The above screenshot (click for a larger version) shows the primary components of my piece as they currently stand. The ChucK patch is open on the left; my hacked version of Frotz is in the center; and on the right you can see the ChucK status window, which is showing some of the data being passed from the interpreter to the ChucK patch.
Here is what the Frotzophone currently sounds like (3'31" 192kbps MP3). The game (and gameplay) that generated this sound comes from the very beginning section of Zork I. Appreciate this noise, for it is dearly won: I had to learn how to handle strings in C. Not fun.
How it works
Last week I explained a method of tracking objects in the Z-Machine—specifically, keeping track of when one object is "attached" to another. This happens whenever the player object is attached to a room (i.e., when the player moves to a room) or when an object corresponding to an in-game item is attached to the player (i.e., when the player picks up an item) or when a non-player character does either of these things.

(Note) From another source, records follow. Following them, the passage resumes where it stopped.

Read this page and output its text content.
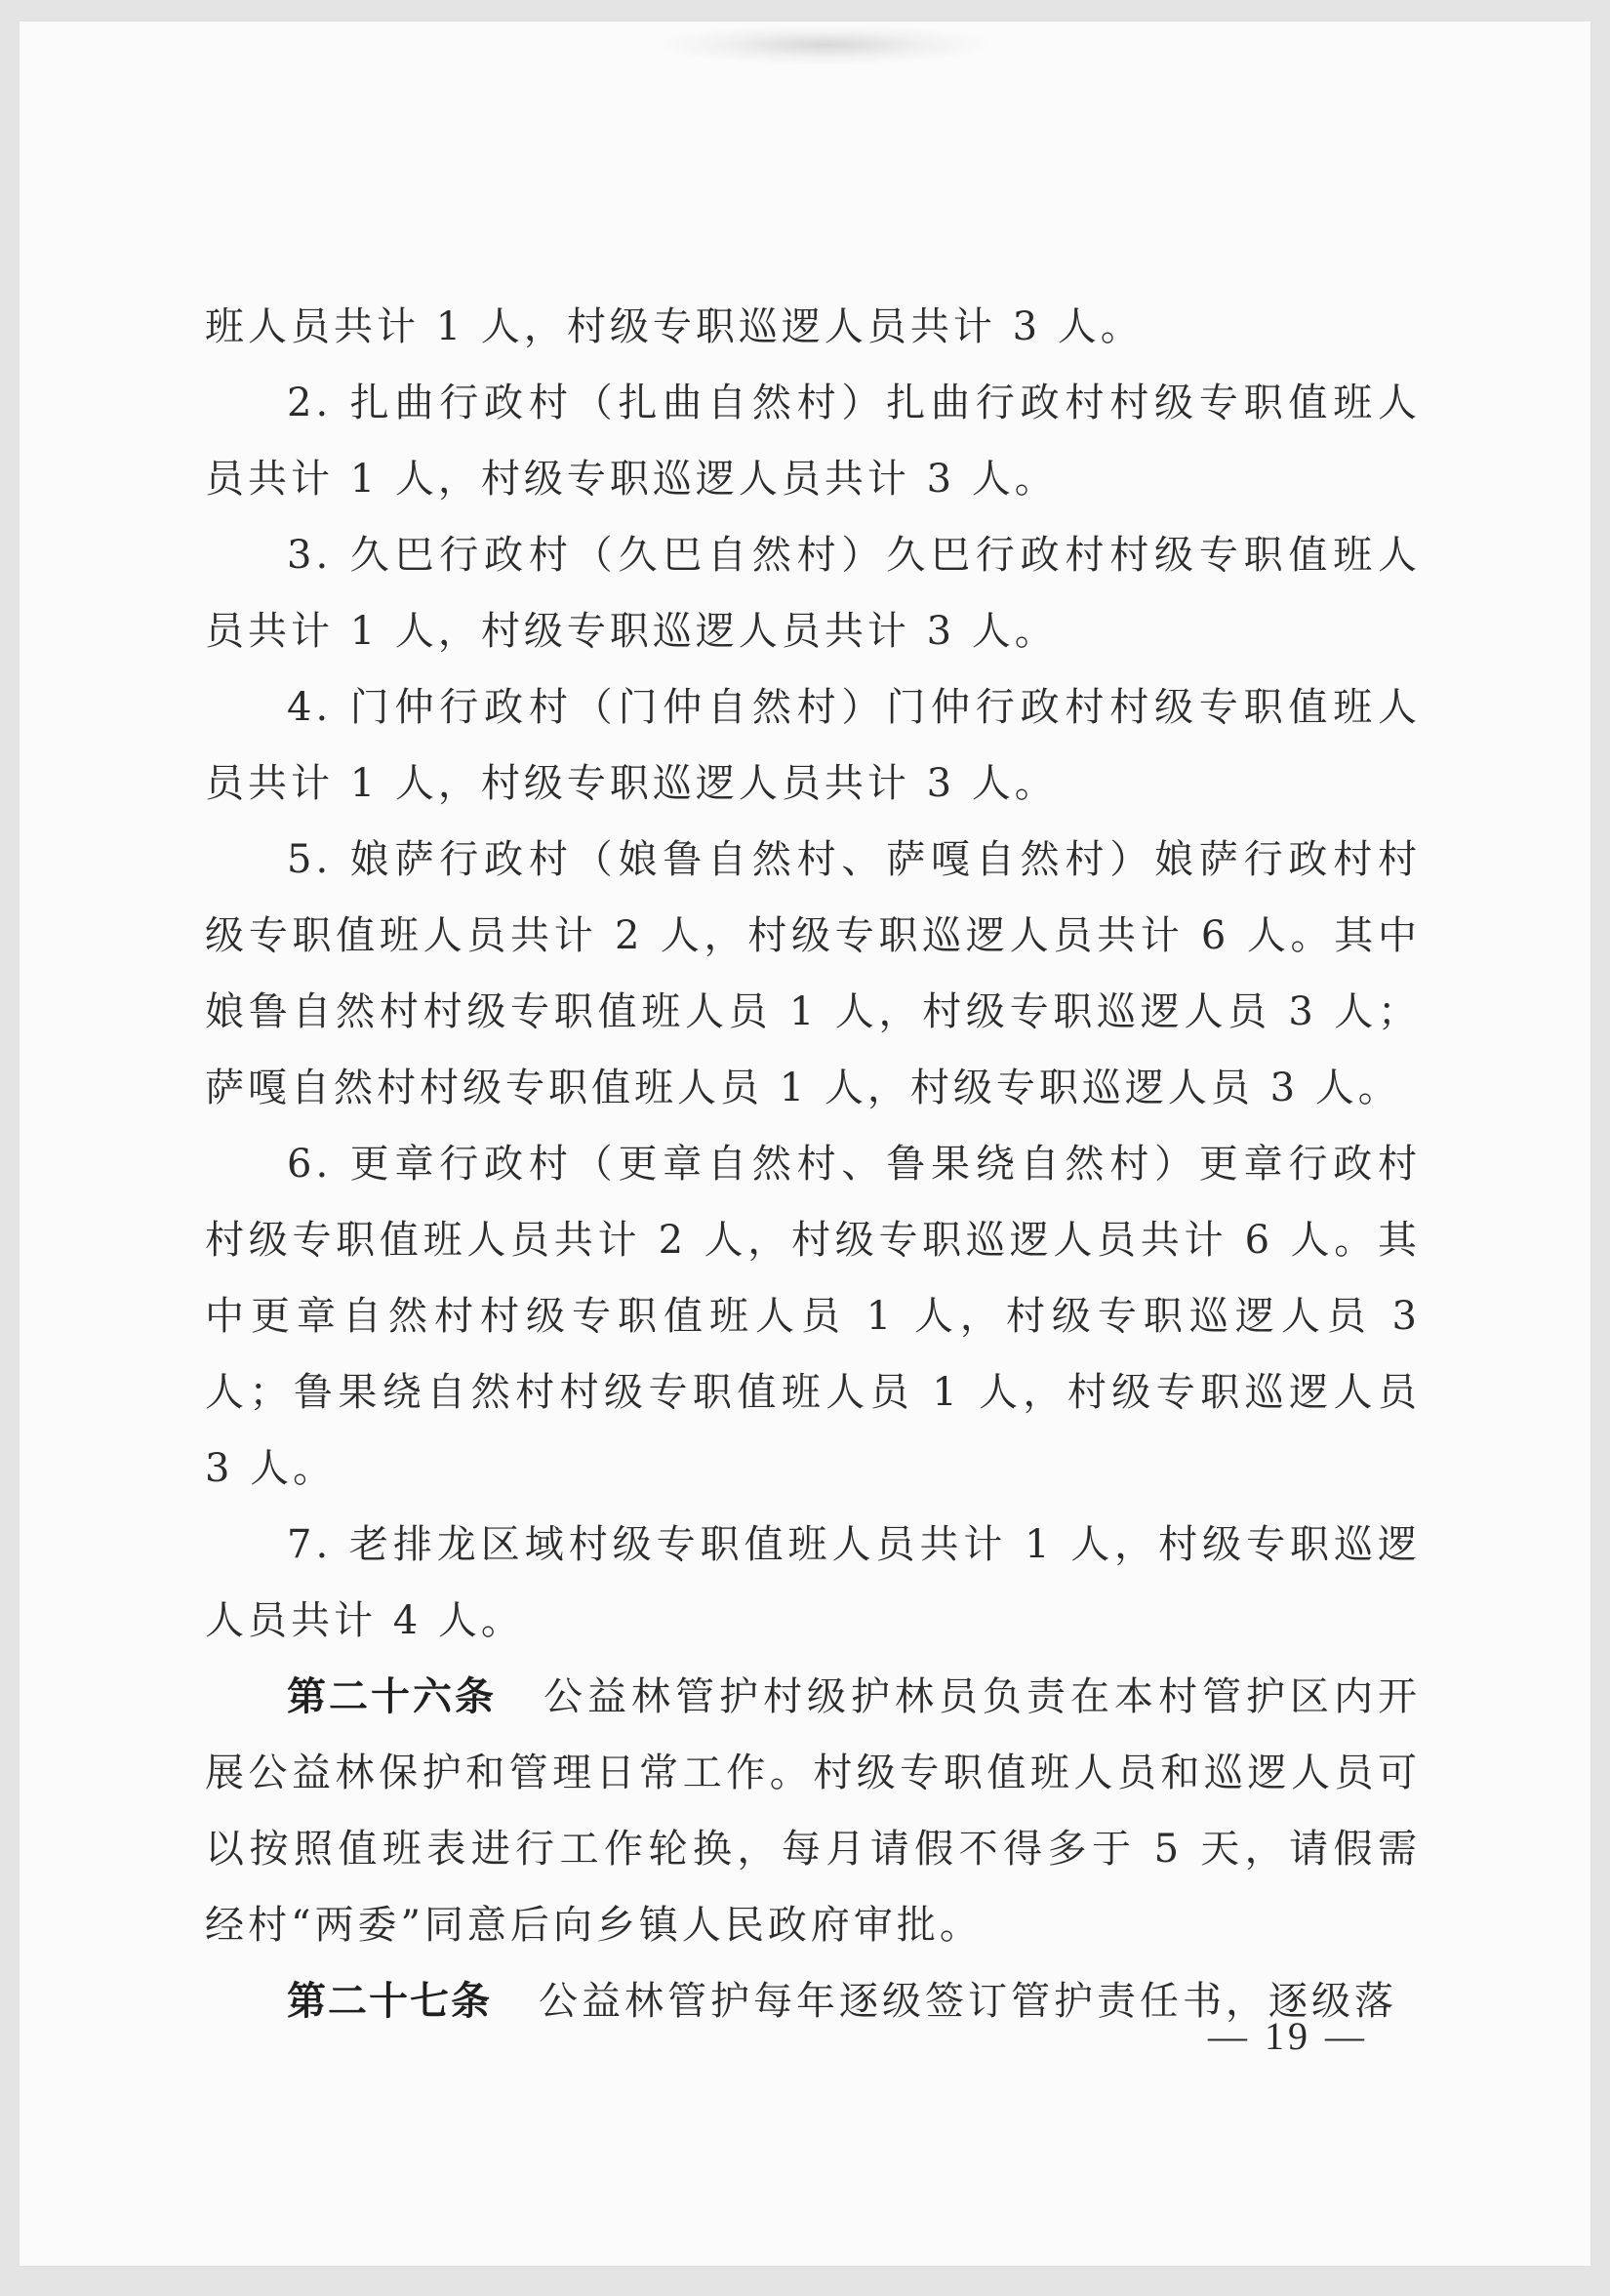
班人员共计 1 人，村级专职巡逻人员共计 3 人。

2. 扎曲行政村（扎曲自然村）扎曲行政村村级专职值班人员共计 1 人，村级专职巡逻人员共计 3 人。

3. 久巴行政村（久巴自然村）久巴行政村村级专职值班人员共计 1 人，村级专职巡逻人员共计 3 人。

4. 门仲行政村（门仲自然村）门仲行政村村级专职值班人员共计 1 人，村级专职巡逻人员共计 3 人。

5. 娘萨行政村（娘鲁自然村、萨嘎自然村）娘萨行政村村级专职值班人员共计 2 人，村级专职巡逻人员共计 6 人。其中娘鲁自然村村级专职值班人员 1 人，村级专职巡逻人员 3 人；萨嘎自然村村级专职值班人员 1 人，村级专职巡逻人员 3 人。

6. 更章行政村（更章自然村、鲁果绕自然村）更章行政村村级专职值班人员共计 2 人，村级专职巡逻人员共计 6 人。其中更章自然村村级专职值班人员 1 人，村级专职巡逻人员 3 人；鲁果绕自然村村级专职值班人员 1 人，村级专职巡逻人员 3 人。

7. 老排龙区域村级专职值班人员共计 1 人，村级专职巡逻人员共计 4 人。

第二十六条 公益林管护村级护林员负责在本村管护区内开展公益林保护和管理日常工作。村级专职值班人员和巡逻人员可以按照值班表进行工作轮换，每月请假不得多于 5 天，请假需经村“两委”同意后向乡镇人民政府审批。

第二十七条 公益林管护每年逐级签订管护责任书，逐级落

— 19 —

The Z-Machine interpreter sends an OSC message whenever such an attachment takes place, reporting both the parent object and the child object. The ChucK patch checks to see if the parent object has been seen before; if not, it associates that parent object with a note from a pre-determined scale. That note is then (and on subsequent appearances of that parent object) added to a list of notes for that child object. The ChucK patch plays the list of notes for each child object simultaneously and in a loop; the effect is sort of an aural history of how objects have been related to one another.
I feel confident that I'm closing in on both the technical and aesthetic aspects of the piece. The mapping of notes to relationships between in-game objects feels right, and I like the way it sounds. I still have a long way to go, though. Here are some pretty significant challenges and issues (just off the top of my head):
(1) I need a more effective way of explaining the piece and how it works. I feel like the underlying mapping is actually kind of intuitive (in a strange way), so I should be able to explain it without resorting to a full-blown exposition of the history of interactive fiction. I like talking about the technical details, but I need to be better prepared to explain it succinctly to less technical audiences.
(2) I think I also need some kind of visual representation of what's going on inside the ChucK patch—for the audience's benefit and my own. Fortunately, the data I'm getting out of the interpreter lends itself to this kind of display. I might be able to work up something real quick in Processing.
(3) The current mapping doesn't leave much room for the piece to grow and breathe. The sound gets almost overwhelmingly intricate after only a dozen or so moves; the different threads are hard to pick apart. I have a few ideas for getting around this—stereo separation (or multichannel audio!) is a good start. I'm also considering having the loops for objects gradually grow quieter and louder in response to how often the object is seen. Ideally, though, I'd like to map the timbre of the sound to the data in some way.
(4) The piece isn't as expressive as I'd like it to be. When I imagine my performance, I feel a little bit hemmed in. I'm considering maybe adding some extra-diagetic commands to the interpreter that would allow me to make changes to the sound of the piece—something to change the tempo, maybe, or to solo/mute loops for particular objects.
Hopefully I'll have made some headway on one or more of these issues by Wednesday.